# Baseline RL Methods integraded with gym

In [2]:
import gym

## 1. DQN

In [None]:
from stable_baselines3 import DQN

env = gym.make("CartPole-v0")

model = DQN("MlpPolicy", env, verbose=1)
model.learn(total_timesteps=10000, log_interval=4)
model.save("dqn_cartpole")

del model # remove to demonstrate saving and loading

model = DQN.load("dqn_cartpole")

obs = env.reset()
while True:
    action, _states = model.predict(obs, deterministic=True)
    obs, reward, done, info = env.step(action)
    # env.render()
    if done:
      obs = env.reset()

env.close()

## 2. A2C

In [None]:
from stable_baselines3 import A2C
from stable_baselines3.common.env_util import make_vec_env

# Parallel environments
env = make_vec_env("CartPole-v1", n_envs=4)

model = A2C("MlpPolicy", env, verbose=1)
model.learn(total_timesteps=25000)
model.save("a2c_cartpole")

del model # remove to demonstrate saving and loading

model = A2C.load("a2c_cartpole")

obs = env.reset()
while True:
    action, _states = model.predict(obs)
    obs, rewards, dones, info = env.step(action)
    # env.render()
    if dones.all():
      obs = env.reset()

# env.close()

## 3. PPO

In [None]:
from stable_baselines3 import PPO
from stable_baselines3.common.env_util import make_vec_env

# Parallel environments
env = make_vec_env("CartPole-v1", n_envs=4)
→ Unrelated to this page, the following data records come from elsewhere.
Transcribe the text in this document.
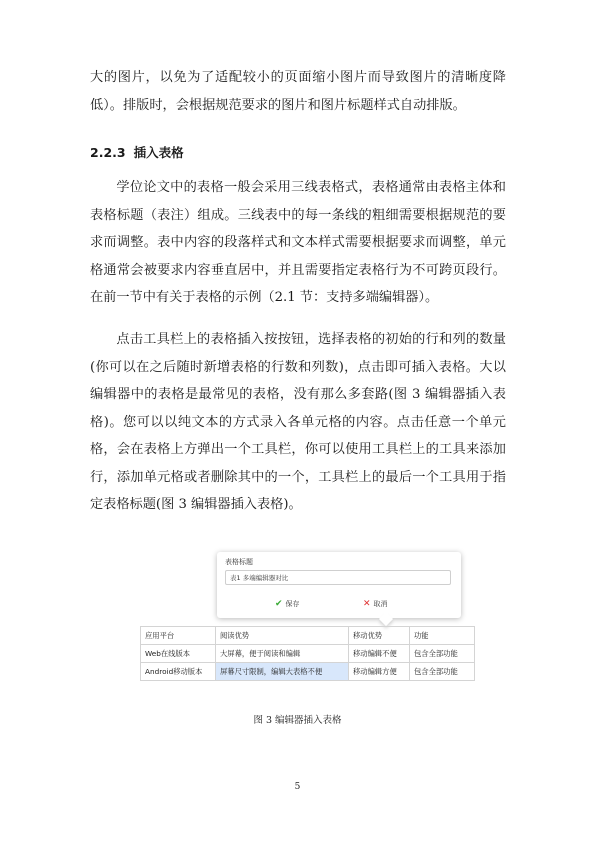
大的图片，以免为了适配较小的页面缩小图片而导致图片的清晰度降低）。排版时，会根据规范要求的图片和图片标题样式自动排版。

2.2.3 插入表格

学位论文中的表格一般会采用三线表格式，表格通常由表格主体和表格标题（表注）组成。三线表中的每一条线的粗细需要根据规范的要求而调整。表中内容的段落样式和文本样式需要根据要求而调整，单元格通常会被要求内容垂直居中，并且需要指定表格行为不可跨页段行。在前一节中有关于表格的示例（2.1 节：支持多端编辑器）。

点击工具栏上的表格插入按按钮，选择表格的初始的行和列的数量(你可以在之后随时新增表格的行数和列数)，点击即可插入表格。大以编辑器中的表格是最常见的表格，没有那么多套路(图 3 编辑器插入表格)。您可以以纯文本的方式录入各单元格的内容。点击任意一个单元格，会在表格上方弹出一个工具栏，你可以使用工具栏上的工具来添加行，添加单元格或者删除其中的一个，工具栏上的最后一个工具用于指定表格标题(图 3 编辑器插入表格)。

表格标题
表1 多端编辑器对比
✔ 保存	✕ 取消
应用平台	阅读优势	移动优势	功能
Web在线版本	大屏幕，便于阅读和编辑	移动编辑不便	包含全部功能
Android移动版本	屏幕尺寸限制，编辑大表格不便	移动编辑方便	包含全部功能

图 3 编辑器插入表格

5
model = PPO("MlpPolicy", env, verbose=1)
model.learn(total_timesteps=25000)
model.save("ppo_cartpole")

del model # remove to demonstrate saving and loading

model = PPO.load("ppo_cartpole")

obs = env.reset()
while True:
    action, _states = model.predict(obs)
    obs, rewards, dones, info = env.step(action)
    # env.render()
    if dones.all():
      obs = env.reset()

env.close()

## 4. Q-Table

In [None]:
import numpy as np
# 1. Load Environment and Q-table structure
env = gym.make('FrozenLake8x8-v1')
Q = np.zeros([env.observation_space.n,env.action_space.n])
# env.observation.n, env.action_space.n gives number of states and action in env loaded
# 2. Parameters of Q-learning
eta = .628
gma = .9
epis = 5000
rev_list = [] # rewards per episode calculate
# 3. Q-learning Algorithm
for i in range(epis):
    # Reset environment
    s = env.reset()
    rAll = 0
    d = False
    j = 0
    #The Q-Table learning algorithm
    while j < 99:
        # env.render()
        j+=1
        # Choose action from Q table
        a = np.argmax(Q[s,:] + np.random.randn(1,env.action_space.n)*(1./(i+1)))
        #Get new state & reward from environment
        s1,r,d,_ = env.step(a)
        #Update Q-Table with new knowledge
        Q[s,a] = Q[s,a] + eta*(r + gma*np.max(Q[s1,:]) - Q[s,a])
        rAll += r
        s = s1
        if d:
            break
    rev_list.append(rAll)
    env.render()
print("Reward Sum on all episodes " + str(sum(rev_list)/epis))
print("Final Values Q-Table")
print(Q)

In [None]:
import numpy as np
# 1. Load Environment and Q-table structure
env = gym.make('FrozenLake8x8-v1')
Q = np.zeros([env.observation_space.n,env.action_space.n])
# env.observation.n, env.action_space.n gives number of states and action in env loaded
# 2. Parameters of Q-learning
eta = .628
gma = .9
epis = 5000
rev_list = [] # rewards per episode calculate
# 3. Q-learning Algorithm
for i in range(epis):
    # Reset environment
    s = env.reset()
    rAll = 0
    d = False
    # The Q-Table learning algorithm
    while d != True:
        # env.render()
        # Choose action from Q table
        a = np.argmax(Q[s,:] + np.random.randn(1,env.action_space.n)*(1./(i+1)))
        #Get new state & reward from environment
        s1,r,d,_ = env.step(a)
        #Update Q-Table with new knowledge
        Q[s,a] = Q[s,a] + eta*(r + gma*np.max(Q[s1,:]) - Q[s,a])
        rAll += r
        s = s1
    rev_list.append(rAll)
    print("Episode: " + str(i) + " has reward " + str(rAll))
    # env.render()
# Code will stop at d == True, and render one state before it
print("Reward Sum on all episodes " + str(sum(rev_list)/epis))
print("Final Values Q-Table")
print(Q)